Anita, still thrusting down the overflowing papers, answered coldly—

“Madala sent it to Mother. She said that it wasn’t good enough but that it would give her an idea.”

“It certainly gives one an idea,” said the blonde lady languorously.

“And then she put in a post-script that it didn’t do him justice because the sun was in his eyes. Defiantly, as it were. Isn’t that significant? She’d never own to a mistake. Pride! She had the devil’s own pride. Look at the way she took her reviews! And in this case she would be bound to defend him. She’d defend anything she’d once taken under her wing.”
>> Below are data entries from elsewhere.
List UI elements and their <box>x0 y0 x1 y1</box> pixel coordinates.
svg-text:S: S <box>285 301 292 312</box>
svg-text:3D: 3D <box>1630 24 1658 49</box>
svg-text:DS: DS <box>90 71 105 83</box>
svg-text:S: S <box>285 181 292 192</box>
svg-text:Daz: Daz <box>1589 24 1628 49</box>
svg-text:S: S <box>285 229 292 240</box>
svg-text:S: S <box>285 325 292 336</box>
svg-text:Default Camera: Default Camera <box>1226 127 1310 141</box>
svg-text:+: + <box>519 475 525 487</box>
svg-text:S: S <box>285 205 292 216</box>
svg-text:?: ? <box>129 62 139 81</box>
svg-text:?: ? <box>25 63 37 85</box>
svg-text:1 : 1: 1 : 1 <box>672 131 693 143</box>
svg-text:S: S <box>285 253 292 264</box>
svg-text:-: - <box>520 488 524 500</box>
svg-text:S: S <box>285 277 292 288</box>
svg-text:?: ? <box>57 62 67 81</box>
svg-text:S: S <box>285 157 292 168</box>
“Well, you know,” drawled the blonde lady, her eyes on the photograph, “according to this he topped her by two inches. I don’t somehow see him under Madala’s wing.” And then—“After all, there’s something rather fascinating in bone and muscle.”

“Yes, and I don’t see,” the Baxter girl hurried into defiance, “honestly I don’t see, Miss Serle, why she shouldn’t have been in love with him. Of course, it’s not a clever face, but it’s good-tempered, and it’s good-looking, and there’s a twinkle. Madala loved a twinkle. And I don’t see——”

Anita crushed her.

“We’re discussing the standards of Madala Grey.”

“That’s not the point either, Anita.” Mr. Flood would sometimes rouse himself to defend the Baxter girl. “You know something. You own to it. What do you know?”

“Simply that she was in love with someone else. I’ve papers that prove it. Now it was either some man whom none of us know, whom for some reason she wouldn’t let us know, or——” she hesitated. Then she began again—“Mind you, I don’t commit myself, but—has the likeness never struck you? Hugh Barrington in The Resting-place and——?” Her eyes flickered towards Kent Rehan.